28 Of The Most Delightfully British Facts Ever

    Just how much tea do British people drink anyway?

    1. Gyldenbollockes was an actual surname in medieval England.

    2. Sir Bruce Forsyth is four and a half months older than sliced bread.

    3. The first fatal car accident in the UK was caused by a driver going at four miles per hour.

    4. The Queen took her favourite corgi on her honeymoon.

    5. A series of riots that lasted three months in 1809 were caused by the Covent Garden theatre putting its ticket prices up.

    6. The 11 days between September 3 and September 13 1752 were the least eventful in British history – because they never happened. Thanks to the move from the Julian to the Gregorian calendar, the date skipped straight from Wednesday 2 to Thursday 14.

    7. In the 14th century, Sussex priest William of Shoreham advised baptising babies in cider instead of water.

    8. The oldest condoms ever found were from Dudley Castle in the 1640s, and were made from animal and fish intestines.

    9. Lieutenant Colonel "Mad" Jack Churchill is only British soldier in WWII known to have killed an enemy soldier with a longbow. He insisted on going into battle armed with both a medieval bow and a claymore sword.

    10. In 2009, a search of Loch Ness for the Loch Ness monster instead discovered thousands of lost golf balls.

    11. The village of Lost in Aberdeenshire has its road sign welded to the post because it kept getting stolen.

    12. According to PornHub, the word most commonly used by people in the UK when searching for porn is "British".

    13. Nineteenth-century biologist Sir John Lubbock experimented on ants by getting them drunk.
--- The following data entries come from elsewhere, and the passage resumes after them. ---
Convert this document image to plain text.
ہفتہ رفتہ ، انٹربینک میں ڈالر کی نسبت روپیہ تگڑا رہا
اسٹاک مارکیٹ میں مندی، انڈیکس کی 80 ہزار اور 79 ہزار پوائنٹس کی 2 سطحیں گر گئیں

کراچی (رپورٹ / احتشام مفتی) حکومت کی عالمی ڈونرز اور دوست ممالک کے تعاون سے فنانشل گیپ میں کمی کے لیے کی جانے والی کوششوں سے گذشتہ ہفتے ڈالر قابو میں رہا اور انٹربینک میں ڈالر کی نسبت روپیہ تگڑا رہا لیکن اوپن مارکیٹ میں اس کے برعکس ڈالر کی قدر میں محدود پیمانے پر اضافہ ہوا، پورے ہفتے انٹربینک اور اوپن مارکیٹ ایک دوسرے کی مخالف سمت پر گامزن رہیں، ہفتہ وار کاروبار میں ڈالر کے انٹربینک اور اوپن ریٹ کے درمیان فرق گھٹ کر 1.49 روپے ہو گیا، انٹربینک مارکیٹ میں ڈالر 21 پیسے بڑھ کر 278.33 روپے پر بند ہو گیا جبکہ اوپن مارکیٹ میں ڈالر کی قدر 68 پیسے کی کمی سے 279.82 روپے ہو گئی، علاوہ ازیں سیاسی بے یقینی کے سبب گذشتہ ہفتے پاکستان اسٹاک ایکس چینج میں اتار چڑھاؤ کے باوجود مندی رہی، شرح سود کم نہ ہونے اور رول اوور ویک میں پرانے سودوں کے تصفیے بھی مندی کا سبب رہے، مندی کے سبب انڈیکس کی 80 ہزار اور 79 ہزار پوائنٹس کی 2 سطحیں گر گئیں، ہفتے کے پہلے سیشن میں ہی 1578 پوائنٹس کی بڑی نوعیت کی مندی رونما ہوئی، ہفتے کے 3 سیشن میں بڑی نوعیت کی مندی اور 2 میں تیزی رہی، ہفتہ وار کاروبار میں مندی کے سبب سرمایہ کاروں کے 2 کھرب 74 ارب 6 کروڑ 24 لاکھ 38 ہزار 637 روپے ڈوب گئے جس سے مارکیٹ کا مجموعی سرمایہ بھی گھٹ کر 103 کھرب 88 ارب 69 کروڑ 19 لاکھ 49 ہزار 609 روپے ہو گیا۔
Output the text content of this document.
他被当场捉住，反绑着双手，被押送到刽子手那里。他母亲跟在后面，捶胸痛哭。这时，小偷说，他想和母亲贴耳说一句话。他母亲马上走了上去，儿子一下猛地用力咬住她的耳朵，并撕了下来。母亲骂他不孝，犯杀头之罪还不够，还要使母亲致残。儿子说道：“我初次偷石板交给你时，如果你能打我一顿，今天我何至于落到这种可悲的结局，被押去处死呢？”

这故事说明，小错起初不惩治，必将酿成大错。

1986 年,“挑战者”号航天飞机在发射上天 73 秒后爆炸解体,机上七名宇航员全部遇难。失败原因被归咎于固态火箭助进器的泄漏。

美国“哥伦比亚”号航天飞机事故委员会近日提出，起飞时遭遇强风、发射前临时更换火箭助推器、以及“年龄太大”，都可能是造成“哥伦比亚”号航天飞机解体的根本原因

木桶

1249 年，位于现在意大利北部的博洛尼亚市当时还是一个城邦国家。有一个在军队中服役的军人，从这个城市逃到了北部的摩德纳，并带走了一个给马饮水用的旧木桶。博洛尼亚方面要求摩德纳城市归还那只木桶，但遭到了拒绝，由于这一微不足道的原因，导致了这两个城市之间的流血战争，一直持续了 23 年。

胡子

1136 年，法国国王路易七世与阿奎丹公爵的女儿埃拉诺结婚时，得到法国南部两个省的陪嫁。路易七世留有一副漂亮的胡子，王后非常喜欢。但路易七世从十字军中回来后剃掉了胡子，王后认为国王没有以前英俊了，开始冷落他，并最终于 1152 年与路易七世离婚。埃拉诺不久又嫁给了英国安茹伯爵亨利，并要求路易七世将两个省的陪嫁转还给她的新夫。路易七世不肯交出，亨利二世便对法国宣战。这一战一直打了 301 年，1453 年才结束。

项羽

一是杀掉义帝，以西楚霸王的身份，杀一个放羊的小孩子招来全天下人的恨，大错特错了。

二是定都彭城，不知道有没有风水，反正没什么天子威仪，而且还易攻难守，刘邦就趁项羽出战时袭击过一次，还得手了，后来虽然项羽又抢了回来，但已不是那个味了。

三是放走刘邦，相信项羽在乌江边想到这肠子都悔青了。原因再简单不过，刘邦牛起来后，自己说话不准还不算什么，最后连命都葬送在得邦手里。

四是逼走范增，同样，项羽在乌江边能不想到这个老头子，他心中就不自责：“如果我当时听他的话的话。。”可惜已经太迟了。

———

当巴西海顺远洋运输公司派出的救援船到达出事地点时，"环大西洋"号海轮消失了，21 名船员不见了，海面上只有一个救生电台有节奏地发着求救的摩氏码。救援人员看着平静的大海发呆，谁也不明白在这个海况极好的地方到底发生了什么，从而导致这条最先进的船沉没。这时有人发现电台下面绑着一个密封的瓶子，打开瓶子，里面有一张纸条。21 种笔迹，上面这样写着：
He discovered that sober ants would carry drunk ants from the same colony as them back to their nest, but would throw drunk strangers into water.

    14. In World War II, British soldiers got a ration of three sheets of toilet paper a day. Americans got 22.

    15. The last English woman convicted under the Witchcraft Act of 1735 was convicted in 1944.

    16. The equals sign was invented by Welshman Robert Recorde in 1557, because he thought writing "is equal to" over and over again was "tedious".

    17. Alan Turing, the father of modern computing, was an Olympic-standard marathon runner – when he had meetings in London, he would sometimes run the 40-plus miles there from Bletchley Park.

    18. Everyone on Palmerston Island in the middle of the Pacific speaks with a Gloucestershire accent.

    19. During World War II, the crew of the British submarine HMS Trident kept a fully grown reindeer called Pollyanna aboard their vessel for six weeks (it was a gift from the Russians).

    20. Charles Darwin let his children use the original manuscript for On the Origin of Species as drawing paper.

    21. J.M. Barrie, Sir Arthur Conan Doyle, P.G. Wodehouse, and A.A. Milne all played for the same cricket team. The team was rubbish.

    22. Speaking of which, Doyle was once set on fire by a cricket ball while batting at Lord's. (It hit a box of matches in his pocket, igniting them.)

    23. When England's first escalator was installed in Harrod's in 1898, smelling salts and brandy were offered to customers at the top in case they had been made faint by the ride.

    24. When the London Underground's first escalator opened in 1911, a one-legged engineer called Bumper Harris rode it to reassure passengers that it was safe.

    25. In 1816, The Times warned its readers that the waltz was an "indecent foreign dance" and a "fatal contagion" that should be "confined to prostitutes and adultresses".

    26. On average, Brits consume almost 4.3 pounds of tea per person every year. That's actually slightly behind the Irish, who get through 4.8 pounds.

    27. One in four potatoes in Britain end up as chips, according to the Potato Council.

    28. A massive beer flood killed at least seven people in London in 1814 when a vat burst at a brewery in Tottenham Court Road, sending a 15-foot wave of beer through the neighbourhood.

    Some facts adapted from 1,411 QI Facts To Knock You Sideways by John Lloyd & John Mitchinson. Both cricket facts adapted from Peter Pan's First XI by Kevin Telfer.